People have been concerned about happiness for a millennium. Two thousand years ago Seneca observed that his forefathers lived as well as they were living during his time. This was in spite of the fact that his forefathers found shelter in the ground, used their own hands to obtain and dress their meat and did not know the pride of owning and wearing gold and fine gems. He commented that it was what was in the mind that made a person rich: no one could be considered poor who had enough, or rich if they wanted more than they have.

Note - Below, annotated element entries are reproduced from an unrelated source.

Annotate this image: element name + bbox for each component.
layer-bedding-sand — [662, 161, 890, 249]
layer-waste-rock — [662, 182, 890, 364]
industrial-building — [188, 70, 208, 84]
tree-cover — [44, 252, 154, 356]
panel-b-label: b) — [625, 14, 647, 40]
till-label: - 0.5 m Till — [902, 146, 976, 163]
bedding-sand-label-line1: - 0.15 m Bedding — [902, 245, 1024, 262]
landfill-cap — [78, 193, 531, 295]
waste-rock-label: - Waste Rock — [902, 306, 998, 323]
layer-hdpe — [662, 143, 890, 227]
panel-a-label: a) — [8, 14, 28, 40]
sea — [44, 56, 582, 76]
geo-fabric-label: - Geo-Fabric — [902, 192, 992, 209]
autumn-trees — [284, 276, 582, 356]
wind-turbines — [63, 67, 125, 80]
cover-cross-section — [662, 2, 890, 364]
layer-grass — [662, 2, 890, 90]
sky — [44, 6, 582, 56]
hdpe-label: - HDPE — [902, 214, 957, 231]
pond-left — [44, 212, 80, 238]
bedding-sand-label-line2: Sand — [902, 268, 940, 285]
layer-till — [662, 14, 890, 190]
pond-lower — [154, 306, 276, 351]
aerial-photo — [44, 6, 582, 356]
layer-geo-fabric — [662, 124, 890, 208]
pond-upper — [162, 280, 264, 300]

Seneca’s observation is consistent with the Chinese saying from long ago that a person who is content is always happy. People can become so interested in acquiring things that they recklessly pursue fame and fortune. Living life in this manner limits people to the demands of fame and the restrictions of wealth. Their life energy is spent in pursuit of fame largely for the purpose of obtaining wealth. Ironically if you actually obtain great wealth it also opens the door to the possibility of great loss, including robbery, burglary, or even murder as others attempt to take what you have. On the other hand, the person who is content with what he has can spend his life energy in more truly satisfying endeavors. People who are content are said to be rich in the quality of their life, which is likely to include tranquility, peace and spiritual nourishment.
Today happiness researchers continue to find validation for these ancient concepts. Modern happiness researchers define happiness as a state of well-being which depends less on our circumstances and more on how we respond to them. While national affluence and a sense of well-being correlate, there is a stronger link between a secure democracy and well-being. In fact, the capacity for personal choice is a greater predictor of happiness than a country’s relative wealth. While indigent people concerned about losing the most essential necessities of life endure a sense of hopelessness, wealth alone does not guarantee a sense of purpose and life satisfaction.
People need enough money to provide the basic necessities of life on a continuing basis. However, having more than enough does not really boost our sense of well-being. This is because when we have the basics other needs come to the forefront—things such as a need for a sense of belonging, or a feeling that we are making a difference by our existence. The first serving of food tastes better than the second helping. In the same way once humans have basic rights, shelter, adequate food, meaningful activity in their lives and enriching friendships our level of happiness is surprisingly unaffected by more money. There is only a slight tendency for those who make lots of money to be more satisfied with what they have. True satisfaction is not really about getting what you want but wanting what you have. Larger incomes also don’t influence how satisfied we are with our spouse, children, friendships or even ourselves, but all of these relationships are important in determining our sense of well-being, i.e., our happiness.
Traits of happy people
Researchers have found that there are four inner traits that predispose positive attitudes and happiness. These traits are:
- Self-esteem – happy people respect their value as a human being. When things get tough people with a firm sense of self-worth keep going.
- Personal Control – happy people feel like they have control over what happens to them. They feel like they can control their destiny.
- Optimism – happy people are filled with hope and expect to succeed when they try something new. They see the proverbial glass of life as half full, not half empty.
- Extraversion – happy people tend to be outgoing and sociable.
Even in old age extraverted individuals tend to be cheerful and full of the joie de vivre, the joy for living. People who like themselves are confident that other people will like them too. They have many friends and they engage in rewarding social activities. More fulfilling social interactions result in their experiencing more affection and greater social support. This is very important because social support is the foundation behind their sense of well-being and positive outlook on life.
Becoming a happier person
Just because you are not born an extrovert with high self-esteem and an optimistic outlook does not mean that you cannot make changes in that direction. Pretend you are self-confident, pretend to be optimistic, try to be more outgoing with others. Research has shown that while telling people to act or talk positively sounds like you are asking them to be phony, in reality when people follow through and practice these traits amazing things happen. The phoniness gradually diminishes and the new behaviors and accompanying attitudes begin to fit, like a favorite comfortable pair of old jeans.
If you doubt this strategy force yourself to put on a big smile. Now frown, tighten your jaw and try to look angry. Try both again and this time pay close attention to how you feel. Can you tell a difference? Research shows that if you smile on the outside you will feel better on the inside.
The same goes for your interactions with other people. Smile. Act like you like someone and you may just find out that you do! And, as a bonus, you may also find out that you are beginning to like yourself better, that you feel more confident and that you are becoming more comfortable with other people. And these are the changes that can help you feel greater happiness in your life and more optimism for the future.